Aoife glanced inconspicuously at Sir Humphrey, who gestured with his expressively bushy brows that she should decide.

“If you want to. Not longer than half an hour, I reckon, though I expect we’ll all be shivering by that time.”

“I won’t go in, then,” said Delia. “Not if I’ll shiver. I hate cold water.”

“Cold water’s fresh and stimulating,” Blaise argued.

“It’s still cold,” shrugged Delia.

“What does stimulating mean?” Daniel asked innocently.

Blaise giggled, and Dan glared at her, to which she responded with a patronising purse of the lips.

“Look it up in a dictionary, Dan – and Blaise, you look like you’ve swallowed a lemon, Little Miss Sourpuss,” Aoife taunted playfully. “We’ll set off in about an hour.
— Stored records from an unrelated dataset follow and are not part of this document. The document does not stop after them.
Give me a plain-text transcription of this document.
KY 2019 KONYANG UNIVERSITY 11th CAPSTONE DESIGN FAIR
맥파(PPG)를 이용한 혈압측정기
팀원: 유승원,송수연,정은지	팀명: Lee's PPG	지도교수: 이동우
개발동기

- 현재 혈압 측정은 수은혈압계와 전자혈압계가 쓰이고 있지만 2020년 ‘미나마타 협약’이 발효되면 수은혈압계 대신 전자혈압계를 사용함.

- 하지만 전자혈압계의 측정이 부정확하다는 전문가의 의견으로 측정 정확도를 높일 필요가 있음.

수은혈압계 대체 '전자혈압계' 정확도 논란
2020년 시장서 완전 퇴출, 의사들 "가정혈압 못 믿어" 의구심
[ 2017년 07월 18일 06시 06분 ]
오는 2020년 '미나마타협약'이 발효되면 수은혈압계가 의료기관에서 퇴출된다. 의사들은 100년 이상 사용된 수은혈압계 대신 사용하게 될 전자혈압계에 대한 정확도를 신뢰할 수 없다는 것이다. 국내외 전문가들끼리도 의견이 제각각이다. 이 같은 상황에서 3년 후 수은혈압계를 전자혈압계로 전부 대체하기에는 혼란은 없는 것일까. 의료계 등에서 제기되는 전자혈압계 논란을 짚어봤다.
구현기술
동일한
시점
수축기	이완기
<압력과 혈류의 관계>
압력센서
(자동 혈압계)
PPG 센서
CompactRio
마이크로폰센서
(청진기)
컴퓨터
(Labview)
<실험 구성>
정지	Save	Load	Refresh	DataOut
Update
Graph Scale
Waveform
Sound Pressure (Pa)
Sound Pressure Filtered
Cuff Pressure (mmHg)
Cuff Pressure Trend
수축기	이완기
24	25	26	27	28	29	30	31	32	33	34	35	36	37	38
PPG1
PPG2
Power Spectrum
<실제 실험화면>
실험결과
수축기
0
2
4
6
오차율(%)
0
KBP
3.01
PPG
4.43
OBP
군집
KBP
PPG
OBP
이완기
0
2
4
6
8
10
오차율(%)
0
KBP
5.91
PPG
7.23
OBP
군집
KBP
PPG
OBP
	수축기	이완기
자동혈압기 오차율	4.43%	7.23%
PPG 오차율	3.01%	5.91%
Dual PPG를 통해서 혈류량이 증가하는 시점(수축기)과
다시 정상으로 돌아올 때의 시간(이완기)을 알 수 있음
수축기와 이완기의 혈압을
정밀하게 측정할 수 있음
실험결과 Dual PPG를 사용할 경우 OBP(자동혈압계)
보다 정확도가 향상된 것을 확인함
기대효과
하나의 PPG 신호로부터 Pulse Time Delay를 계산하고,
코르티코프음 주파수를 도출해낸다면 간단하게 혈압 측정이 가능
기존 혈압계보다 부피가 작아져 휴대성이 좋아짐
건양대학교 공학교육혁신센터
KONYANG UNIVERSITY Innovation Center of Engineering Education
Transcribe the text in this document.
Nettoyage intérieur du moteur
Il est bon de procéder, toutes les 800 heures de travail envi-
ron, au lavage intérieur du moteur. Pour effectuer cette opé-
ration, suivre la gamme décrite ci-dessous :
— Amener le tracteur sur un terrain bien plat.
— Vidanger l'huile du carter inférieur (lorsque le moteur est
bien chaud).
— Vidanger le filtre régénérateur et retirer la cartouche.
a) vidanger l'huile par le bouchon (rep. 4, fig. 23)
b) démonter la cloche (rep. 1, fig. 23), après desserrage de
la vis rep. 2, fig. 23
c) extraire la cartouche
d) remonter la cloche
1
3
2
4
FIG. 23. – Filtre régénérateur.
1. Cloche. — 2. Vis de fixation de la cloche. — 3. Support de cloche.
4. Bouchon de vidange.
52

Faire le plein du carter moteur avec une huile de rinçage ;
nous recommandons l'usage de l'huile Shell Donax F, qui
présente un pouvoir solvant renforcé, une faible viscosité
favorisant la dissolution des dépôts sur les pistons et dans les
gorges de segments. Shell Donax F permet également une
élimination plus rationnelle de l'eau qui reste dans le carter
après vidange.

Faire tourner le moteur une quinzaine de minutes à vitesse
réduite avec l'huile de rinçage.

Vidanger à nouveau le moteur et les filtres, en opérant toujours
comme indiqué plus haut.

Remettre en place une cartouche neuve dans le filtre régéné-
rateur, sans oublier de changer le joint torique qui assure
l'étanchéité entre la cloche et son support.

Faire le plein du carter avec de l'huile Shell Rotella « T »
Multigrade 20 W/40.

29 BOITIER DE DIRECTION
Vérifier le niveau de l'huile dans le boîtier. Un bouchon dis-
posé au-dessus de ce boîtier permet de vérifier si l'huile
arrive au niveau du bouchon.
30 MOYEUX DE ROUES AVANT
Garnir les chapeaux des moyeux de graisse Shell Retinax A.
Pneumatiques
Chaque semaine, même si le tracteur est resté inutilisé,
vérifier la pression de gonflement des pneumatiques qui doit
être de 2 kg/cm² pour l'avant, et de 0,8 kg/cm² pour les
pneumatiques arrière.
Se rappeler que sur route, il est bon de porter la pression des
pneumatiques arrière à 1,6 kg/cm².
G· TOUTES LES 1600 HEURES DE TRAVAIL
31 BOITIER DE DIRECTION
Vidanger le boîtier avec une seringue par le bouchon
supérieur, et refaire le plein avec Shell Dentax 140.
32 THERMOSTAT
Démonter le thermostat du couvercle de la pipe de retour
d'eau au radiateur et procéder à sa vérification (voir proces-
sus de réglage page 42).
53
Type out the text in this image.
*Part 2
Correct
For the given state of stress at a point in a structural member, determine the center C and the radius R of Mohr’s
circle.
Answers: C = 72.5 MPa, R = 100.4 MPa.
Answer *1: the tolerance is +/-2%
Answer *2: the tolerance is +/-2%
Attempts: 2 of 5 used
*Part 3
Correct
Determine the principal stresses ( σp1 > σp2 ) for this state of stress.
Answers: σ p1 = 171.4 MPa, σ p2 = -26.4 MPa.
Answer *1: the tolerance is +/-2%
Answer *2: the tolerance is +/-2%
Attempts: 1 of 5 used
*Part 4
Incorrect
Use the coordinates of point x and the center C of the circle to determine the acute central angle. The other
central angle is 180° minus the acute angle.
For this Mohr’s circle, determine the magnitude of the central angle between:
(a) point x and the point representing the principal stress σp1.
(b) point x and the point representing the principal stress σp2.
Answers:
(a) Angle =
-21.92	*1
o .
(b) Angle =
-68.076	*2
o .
It won’t be an especially interesting expedition, but it’s still only Wednesday. We’ve only done three expeditions so far: to the Sonnjoch, up the Barenbad and to Maurach and that Scholastika museum yesterday. We have so many weeks ahead of us. Tomorrow we’ll do the Dalfazalm, with the long Scholastika walk on Friday, or next week sometime. On Saturday we’ll have our Jenbach shopping trip, with a quiet Sunday tacked on the end.”

“We have a whole summer to do it in,” complained Blaise. “Why must we do everything immediately?”

“I’m sure you’d rather do things than just stay here,” Aoife replied, as scathingly as she could manage with the rather dry words with which her brain supplied her lips. “Who’s always moaning that she’s bored?”

Blaise had no retort prepared, and whether it was this that made her loath to reply anyway, or the energy-sapping heat, it remains to be stated that she did not speak in response.

“I’ll start chasing everyone to get ready in about forty-five minutes,” said Aoife, “and perhaps we’ll be outside and ready to go through the gate at the end of an hour.”